Firstly, some Silicon Valley companies “voted with their feet.” During the crypto competition, Airbnb CEO Brian Chesky openly stated his company relies heavily on Alibaba’s Qwen, as it is better and cheaper, while criticizing OpenAI’s large models, saying his teams rarely use ChatGPT.
Similarly, investor Chamath Palihapitiya told the White House AI chief that his company shifted many tasks to Chinese open-source models, citing stronger performance. As a former Facebook executive, Chamath scaled the platform from 45 million to 700 million users.
These Silicon Valley figures openly said Chinese open-source models like DeepSeek, Kimi, and Qwen are challenging the lead of U.S. closed models.
Even Andreessen Horowitz (a16z) partners noted that up to 80% of U.S. AI startups no longer use OpenAI or Anthropic models in fundraising, instead using Chinese open-source models, suggesting a global proportion approaching 100%.
a16z partners’ views on Chinese AI sparked discussions on Reddit.
Ultimately, the strong performance of Chinese AI highlights a deeper industry transformation: “benchmark scores are dead; real-world performance rules.” As Nof1 Lab stated, “make benchmarks closer to the real world.”

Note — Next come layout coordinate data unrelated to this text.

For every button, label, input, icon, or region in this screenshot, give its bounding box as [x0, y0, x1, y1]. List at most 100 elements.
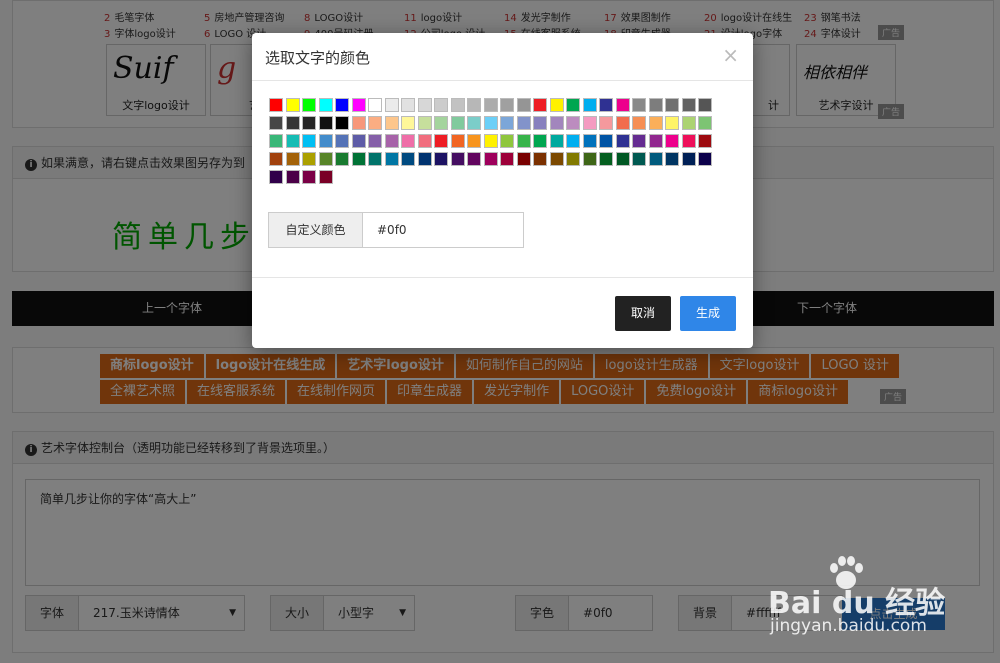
- color-swatch[interactable]: [648, 152, 663, 166]
- color-swatch[interactable]: [483, 98, 498, 112]
- color-swatch[interactable]: [285, 170, 300, 184]
- color-swatch[interactable]: [665, 152, 679, 166]
- color-swatch[interactable]: [533, 98, 547, 112]
- color-swatch[interactable]: [582, 134, 597, 148]
- color-swatch[interactable]: [681, 98, 696, 112]
- color-swatch[interactable]: [533, 134, 547, 148]
- color-swatch[interactable]: [368, 98, 382, 112]
- color-swatch[interactable]: [269, 134, 283, 148]
- color-swatch[interactable]: [434, 134, 448, 148]
- color-swatch[interactable]: [648, 98, 663, 112]
- color-swatch[interactable]: [368, 116, 382, 130]
- color-swatch[interactable]: [516, 116, 531, 130]
- color-swatch[interactable]: [681, 134, 696, 148]
- color-swatch[interactable]: [285, 116, 300, 130]
- color-swatch[interactable]: [351, 134, 366, 148]
- color-swatch[interactable]: [467, 116, 481, 130]
- color-swatch[interactable]: [302, 134, 316, 148]
- color-swatch[interactable]: [450, 116, 465, 130]
- color-swatch[interactable]: [648, 116, 663, 130]
- color-swatch[interactable]: [632, 98, 646, 112]
- color-swatch[interactable]: [516, 152, 531, 166]
- color-swatch[interactable]: [566, 152, 580, 166]
- cancel-button[interactable]: 取消: [615, 296, 671, 331]
- color-swatch[interactable]: [302, 152, 316, 166]
- color-swatch[interactable]: [698, 98, 712, 112]
- color-swatch[interactable]: [467, 134, 481, 148]
- color-swatch[interactable]: [615, 134, 630, 148]
- color-swatch[interactable]: [450, 152, 465, 166]
- color-swatch[interactable]: [632, 152, 646, 166]
- color-swatch[interactable]: [533, 116, 547, 130]
- color-swatch[interactable]: [533, 152, 547, 166]
- color-swatch[interactable]: [434, 152, 448, 166]
- color-swatch[interactable]: [417, 134, 432, 148]
- color-swatch[interactable]: [368, 134, 382, 148]
- color-swatch[interactable]: [665, 134, 679, 148]
- color-swatch[interactable]: [549, 152, 564, 166]
- color-swatch[interactable]: [648, 134, 663, 148]
- color-swatch[interactable]: [401, 98, 415, 112]
- close-icon[interactable]: ×: [722, 43, 739, 67]
- color-swatch[interactable]: [417, 152, 432, 166]
- color-swatch[interactable]: [417, 116, 432, 130]
- color-swatch[interactable]: [599, 98, 613, 112]
- color-swatch[interactable]: [335, 134, 349, 148]
- color-swatch[interactable]: [483, 134, 498, 148]
- color-swatch[interactable]: [318, 116, 333, 130]
- color-swatch[interactable]: [351, 152, 366, 166]
- color-swatch[interactable]: [384, 98, 399, 112]
- color-swatch[interactable]: [285, 134, 300, 148]
- color-swatch[interactable]: [483, 152, 498, 166]
- color-swatch[interactable]: [698, 134, 712, 148]
- color-swatch[interactable]: [335, 98, 349, 112]
- color-swatch[interactable]: [450, 134, 465, 148]
- color-swatch[interactable]: [302, 116, 316, 130]
- color-swatch[interactable]: [351, 98, 366, 112]
- color-swatch[interactable]: [681, 152, 696, 166]
- color-swatch[interactable]: [582, 152, 597, 166]
- color-swatch[interactable]: [599, 152, 613, 166]
- color-swatch[interactable]: [384, 134, 399, 148]
- generate-button[interactable]: 生成: [680, 296, 736, 331]
- color-swatch[interactable]: [483, 116, 498, 130]
- custom-color-input[interactable]: #0f0: [363, 213, 523, 247]
- color-swatch[interactable]: [384, 116, 399, 130]
- color-swatch[interactable]: [384, 152, 399, 166]
- color-swatch[interactable]: [450, 98, 465, 112]
- color-swatch[interactable]: [302, 98, 316, 112]
- color-swatch[interactable]: [566, 134, 580, 148]
- color-swatch[interactable]: [582, 116, 597, 130]
- color-swatch[interactable]: [285, 152, 300, 166]
- color-swatch[interactable]: [269, 170, 283, 184]
- color-swatch[interactable]: [665, 98, 679, 112]
- color-swatch[interactable]: [665, 116, 679, 130]
- color-swatch[interactable]: [318, 134, 333, 148]
- color-swatch[interactable]: [335, 116, 349, 130]
- color-swatch[interactable]: [615, 98, 630, 112]
- color-swatch[interactable]: [549, 116, 564, 130]
- color-swatch[interactable]: [335, 152, 349, 166]
- color-swatch[interactable]: [599, 134, 613, 148]
- color-swatch[interactable]: [417, 98, 432, 112]
- color-swatch[interactable]: [401, 152, 415, 166]
- color-swatch[interactable]: [516, 98, 531, 112]
- color-swatch[interactable]: [698, 152, 712, 166]
- color-swatch[interactable]: [566, 98, 580, 112]
- color-swatch[interactable]: [318, 152, 333, 166]
- color-swatch[interactable]: [615, 116, 630, 130]
- color-swatch[interactable]: [549, 98, 564, 112]
- color-swatch[interactable]: [467, 98, 481, 112]
- color-swatch[interactable]: [302, 170, 316, 184]
- color-swatch[interactable]: [566, 116, 580, 130]
- color-swatch[interactable]: [582, 98, 597, 112]
- color-swatch[interactable]: [401, 134, 415, 148]
- color-swatch[interactable]: [401, 116, 415, 130]
- color-swatch[interactable]: [351, 116, 366, 130]
- color-swatch[interactable]: [599, 116, 613, 130]
- color-swatch[interactable]: [269, 152, 283, 166]
- color-swatch[interactable]: [434, 116, 448, 130]
- color-swatch[interactable]: [269, 116, 283, 130]
- color-swatch[interactable]: [500, 98, 514, 112]
- color-swatch[interactable]: [549, 134, 564, 148]
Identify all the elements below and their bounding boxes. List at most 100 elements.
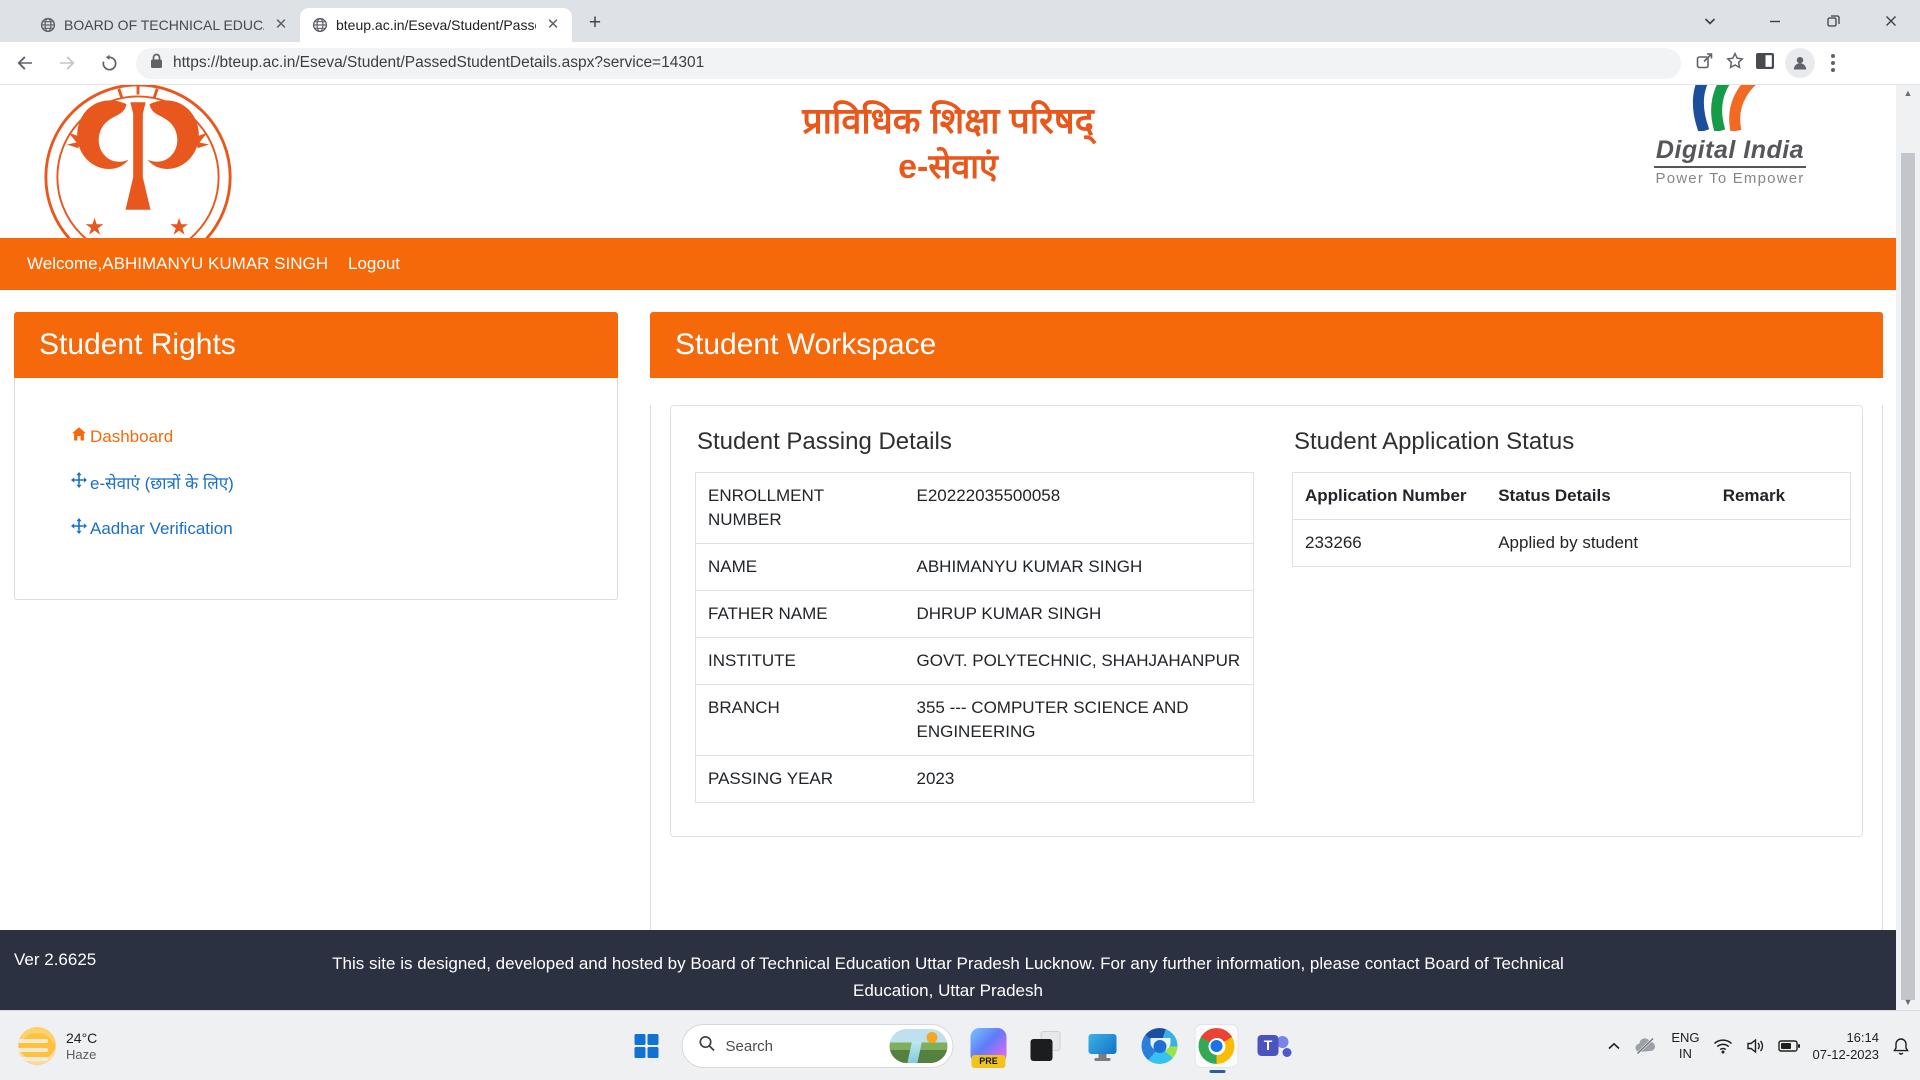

In recent years, AI capabilities were measured by static academic tests such as MMLU and GPQA, but this competition revealed that high exam scores do not guarantee survival and profit in the real world, especially in highly uncertain financial markets.
The key reason Chinese AI large models excel, as the New York Times noted, is that when AI leaves the lab and is widely applied, integration with hardware, finance, manufacturing, and other industries becomes critical. China leads in all manufacturing-related fields, giving it huge advantages in AI implementation.

The New York Times also observed, “Silicon Valley is increasingly fascinated and envious of China’s efficiency,” reflecting U.S. anxiety over its innovation ecosystem and China’s pragmatic focus on applying technology across fields, reminiscent of decades of infrastructure and manufacturing achievements.
However, amidst the praise, a cautionary note remains. Whether AI crypto or stock trading competitions, these closed “digital arenas” inevitably simplify reality. True AI rise requires deep integration with industries to generate broad efficiency gains, and China’s AI journey has only passed its first milestone.